An alternative reading is possible. As Peggs (2009) pointed out, an articulated concern for nonhuman animal suffering (in this case PTSD) can be used to hide a more fundamental question – namely whether it is appropriate for these non-consenting individuals to be exposed to harmful situations. Within Peggs’ (2009) study with a pro-animal testing organisation, an argument for human good is used to justify the (mis?)treatment of other species. This results in a form of identity politics called primacy identity politics, which is based on the ‘continued inequality and sustained oppression of nonhuman animals’ (p86). Thus maintaining a species hierarchy.

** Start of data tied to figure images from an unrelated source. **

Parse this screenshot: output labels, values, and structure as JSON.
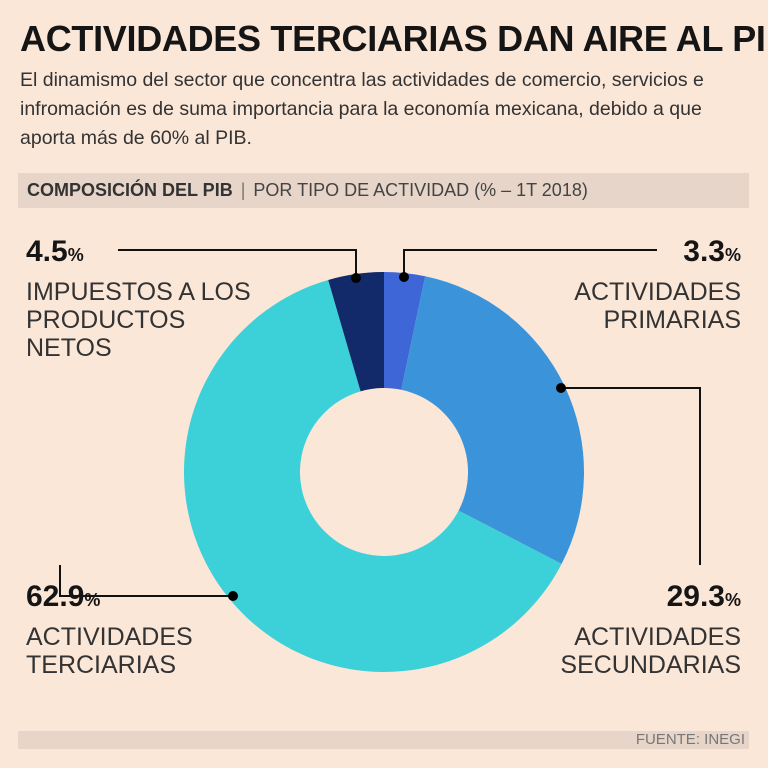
{
  "title": "ACTIVIDADES TERCIARIAS DAN AIRE AL PIB",
  "subtitle": "El dinamismo del sector que concentra las actividades de comercio, servicios e infromación es de suma importancia para la economía mexicana, debido a que aporta más de 60% al PIB.",
  "section": {
    "label": "COMPOSICIÓN DEL PIB",
    "separator": "|",
    "detail": "POR TIPO DE ACTIVIDAD (% – 1T 2018)"
  },
  "source": "FUENTE: INEGI",
  "chart_data": {
    "type": "pie",
    "donut": true,
    "title": "COMPOSICIÓN DEL PIB | POR TIPO DE ACTIVIDAD (% – 1T 2018)",
    "unit": "%",
    "slices": [
      {
        "name": "ACTIVIDADES PRIMARIAS",
        "value": 3.3,
        "display": "3.3",
        "label_lines": [
          "ACTIVIDADES",
          "PRIMARIAS"
        ],
        "color": "#3f66d6"
      },
      {
        "name": "ACTIVIDADES SECUNDARIAS",
        "value": 29.3,
        "display": "29.3",
        "label_lines": [
          "ACTIVIDADES",
          "SECUNDARIAS"
        ],
        "color": "#3b93d9"
      },
      {
        "name": "ACTIVIDADES TERCIARIAS",
        "value": 62.9,
        "display": "62.9",
        "label_lines": [
          "ACTIVIDADES",
          "TERCIARIAS"
        ],
        "color": "#3cd0d8"
      },
      {
        "name": "IMPUESTOS A LOS PRODUCTOS NETOS",
        "value": 4.5,
        "display": "4.5",
        "label_lines": [
          "IMPUESTOS A LOS",
          "PRODUCTOS",
          "NETOS"
        ],
        "color": "#122a6a"
      }
    ]
  }
}
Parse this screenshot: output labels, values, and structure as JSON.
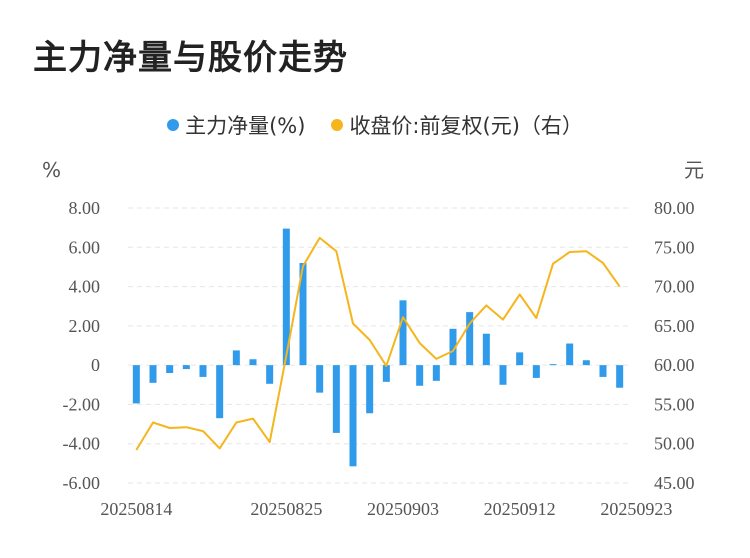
{
  "title": "主力净量与股价走势",
  "legend": [
    {
      "label": "主力净量(%)",
      "color": "#2f9bea"
    },
    {
      "label": "收盘价:前复权(元)（右）",
      "color": "#f5b51c"
    }
  ],
  "chart_data": {
    "type": "bar",
    "left_unit": "%",
    "right_unit": "元",
    "left_ticks": [
      "8.00",
      "6.00",
      "4.00",
      "2.00",
      "0",
      "-2.00",
      "-4.00",
      "-6.00"
    ],
    "right_ticks": [
      "80.00",
      "75.00",
      "70.00",
      "65.00",
      "60.00",
      "55.00",
      "50.00",
      "45.00"
    ],
    "ylim_left": [
      -6,
      8
    ],
    "ylim_right": [
      45,
      80
    ],
    "x_tick_labels": [
      "20250814",
      "20250825",
      "20250903",
      "20250912",
      "20250923"
    ],
    "x_tick_index": [
      0,
      9,
      16,
      23,
      30
    ],
    "series": [
      {
        "name": "主力净量(%)",
        "type": "bar",
        "color": "#2f9bea",
        "values": [
          -1.95,
          -0.9,
          -0.4,
          -0.2,
          -0.6,
          -2.7,
          0.75,
          0.3,
          -0.95,
          6.95,
          5.2,
          -1.4,
          -3.45,
          -5.15,
          -2.45,
          -0.85,
          3.3,
          -1.05,
          -0.8,
          1.85,
          2.7,
          1.6,
          -1.0,
          0.65,
          -0.65,
          0.05,
          1.1,
          0.25,
          -0.6,
          -1.15
        ]
      },
      {
        "name": "收盘价:前复权(元)（右）",
        "type": "line",
        "color": "#f5b51c",
        "values": [
          49.2,
          52.7,
          52.0,
          52.1,
          51.6,
          49.4,
          52.7,
          53.2,
          50.2,
          61.2,
          72.6,
          76.2,
          74.5,
          65.3,
          63.2,
          59.9,
          66.1,
          62.8,
          60.8,
          61.8,
          65.3,
          67.6,
          65.8,
          69.0,
          66.0,
          72.9,
          74.4,
          74.5,
          73.0,
          70.0
        ]
      }
    ]
  }
}
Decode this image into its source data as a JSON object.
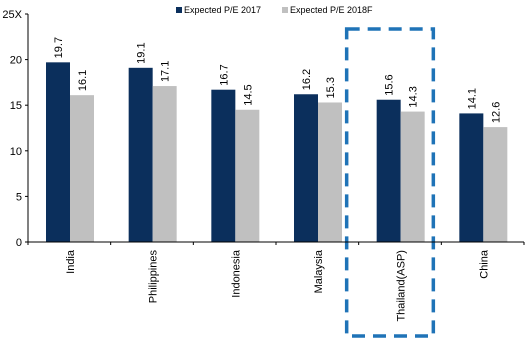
{
  "chart_data": {
    "type": "bar",
    "categories": [
      "India",
      "Philippines",
      "Indonesia",
      "Malaysia",
      "Thailand(ASP)",
      "China"
    ],
    "series": [
      {
        "name": "Expected P/E 2017",
        "color": "#0b2f5c",
        "values": [
          19.7,
          19.1,
          16.7,
          16.2,
          15.6,
          14.1
        ]
      },
      {
        "name": "Expected P/E 2018F",
        "color": "#c0c0c0",
        "values": [
          16.1,
          17.1,
          14.5,
          15.3,
          14.3,
          12.6
        ]
      }
    ],
    "y_ticks": [
      "0",
      "5",
      "10",
      "15",
      "20",
      "25"
    ],
    "y_unit": "X",
    "ylim": [
      0,
      25
    ],
    "grid": false,
    "legend_position": "top",
    "highlight": {
      "category": "Thailand(ASP)",
      "style": "dashed box",
      "color": "#1f73b7"
    }
  }
}
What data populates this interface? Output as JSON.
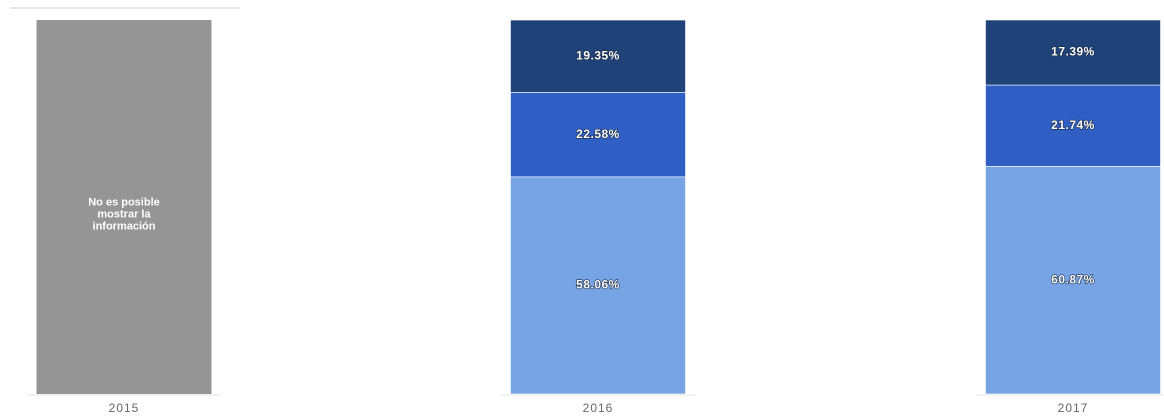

Nonhuman animals are increasingly the focus of interdisciplinary academic study for example, within sociology, geography, organisation studies. However, much of this work retains a focus on the human, in the human-animal nexus. Those animals closest to the human norms/ideals are awarded privileged status. I look forward to seeing more critical research on nonhuman animals, and new ways of exploring their lives which do not reproduce anthropocentric ways of thinking.
Nealon, J. (2015). Plant Theory: Biopower and Vegetable Life. Stanford University Press.
Peggs, K. (2009). A hostile world for nonhuman animals: human identification and the oppression of nonhuman animals for human good. Sociology, 43(1), 85-102.